In this case, we have a complex root so we have an extension of degree $2$. But obviously whatever root we have, this is contained in $\mathbb{R}[i]\cong \mathbb{C}$ so we must have this is $\mathbb{C}$ by the tower law since $\mathbb{R}[i]$ is also a degree $2$ extension of $\mathbb{R}$.
Case 3: $a^{2}-4b=0$.
Then we have a real root with multiplicity $2$. I am not sure what this is as if we have the root is $\alpha$, we get $$\mathbb{R}[x]/(x-\alpha)^{2}$$ Since these roots are the same, $(x-\alpha)$ and $(x-\alpha)$ are not comaximal I believe so I don't know what this ring is.
The first two cases are correct. For the third case you can use that the map $$ \mathbb{R}[x] \to \mathbb{R}[x], \quad f(x) \mapsto f(x+\alpha) $$ is a ring isomorphism which maps $x-\alpha$ to $x$, and thus induces an isomorphism $$ \mathbb{R}[x]/(x - \alpha)^2 \to \mathbb{R}[x]/(x^2), \quad \overline{f(x)} \mapsto \overline{f(x + \alpha)}. $$ The resulting ring $\mathbb{R}[x]/(x^2)$ is the ring of dual numbers. (If we rename the variable $x$ to $\varepsilon$ then the elements of $\mathbb{R}[\varepsilon]/(\varepsilon^2)$ are of the form $a + b \varepsilon$ with $a, b \in \mathbb{R}$ and $\varepsilon \neq 0$ (and $\varepsilon \notin \mathbb{R}$), but $\varepsilon^2 = 0$.)
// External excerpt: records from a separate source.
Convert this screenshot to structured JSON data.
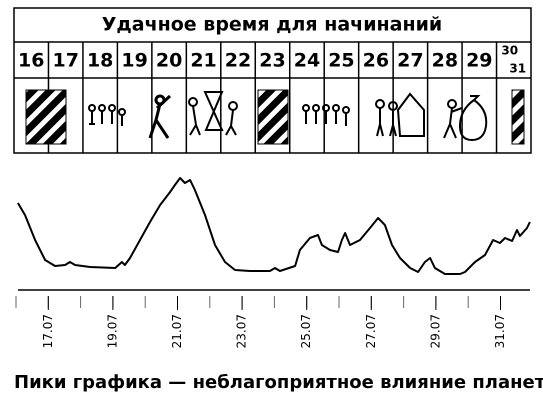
{
  "header": {
    "title": "Удачное время для начинаний",
    "days": [
      "16",
      "17",
      "18",
      "19",
      "20",
      "21",
      "22",
      "23",
      "24",
      "25",
      "26",
      "27",
      "28",
      "29",
      "30",
      "31"
    ]
  },
  "chart_data": {
    "type": "line",
    "caption": "Пики графика — неблагоприятное влияние планет",
    "x": [
      16.06,
      16.28,
      16.59,
      16.9,
      17.21,
      17.52,
      17.67,
      17.83,
      18.29,
      19.07,
      19.28,
      19.37,
      19.53,
      19.84,
      20.15,
      20.46,
      20.77,
      20.92,
      21.08,
      21.23,
      21.39,
      21.54,
      21.85,
      22.16,
      22.47,
      22.78,
      23.24,
      23.86,
      24.02,
      24.17,
      24.64,
      24.79,
      25.1,
      25.35,
      25.47,
      25.72,
      25.97,
      26.09,
      26.19,
      26.34,
      26.65,
      26.96,
      27.21,
      27.42,
      27.64,
      27.89,
      28.2,
      28.45,
      28.66,
      28.82,
      28.97,
      29.28,
      29.75,
      29.9,
      30.21,
      30.52,
      30.77,
      30.98,
      31.14,
      31.36,
      31.51,
      31.6,
      31.82,
      31.91
    ],
    "values": [
      72.5,
      62.5,
      41.7,
      25,
      20,
      20.8,
      23.3,
      20.8,
      19.2,
      18.3,
      23.3,
      20.8,
      26.7,
      41.7,
      56.7,
      70.8,
      81.7,
      87.5,
      93.3,
      89.2,
      91.7,
      83.3,
      62.5,
      37.5,
      23.3,
      16.7,
      15.8,
      15.8,
      18.3,
      15.8,
      20,
      33.3,
      43.3,
      45.8,
      37.5,
      33.3,
      31.7,
      41.7,
      47.5,
      37.5,
      41.7,
      51.7,
      60,
      54.2,
      37.5,
      26.7,
      18.3,
      15,
      23.3,
      26.7,
      18.3,
      13.3,
      13.3,
      15,
      23.3,
      29.2,
      41.7,
      39.2,
      43.3,
      40.8,
      50,
      45,
      51.7,
      56.7
    ],
    "color": "#000000",
    "xlim": [
      16,
      32
    ],
    "ylim": [
      0,
      100
    ],
    "xticks": [
      {
        "value": 17,
        "label": "17.07"
      },
      {
        "value": 19,
        "label": "19.07"
      },
      {
        "value": 21,
        "label": "21.07"
      },
      {
        "value": 23,
        "label": "23.07"
      },
      {
        "value": 25,
        "label": "25.07"
      },
      {
        "value": 27,
        "label": "27.07"
      },
      {
        "value": 29,
        "label": "29.07"
      },
      {
        "value": 31,
        "label": "31.07"
      }
    ],
    "xminorticks": [
      16,
      17,
      18,
      19,
      20,
      21,
      22,
      23,
      24,
      25,
      26,
      27,
      28,
      29,
      30,
      31
    ]
  }
}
It should probably also be pointed out that the three possible results $$ \mathbb{R} \times \mathbb{R}, \quad \mathbb{C}, \quad \mathbb{R}[x]/(x^2) $$ are pairwise non-isomorphic: The ring $\mathbb{R}[x]/(x^2)$ is the only one containing a nonzero nilpotent element (namely $x$) and $\mathbb{C}$ is the only one being a field (or even an integral domain).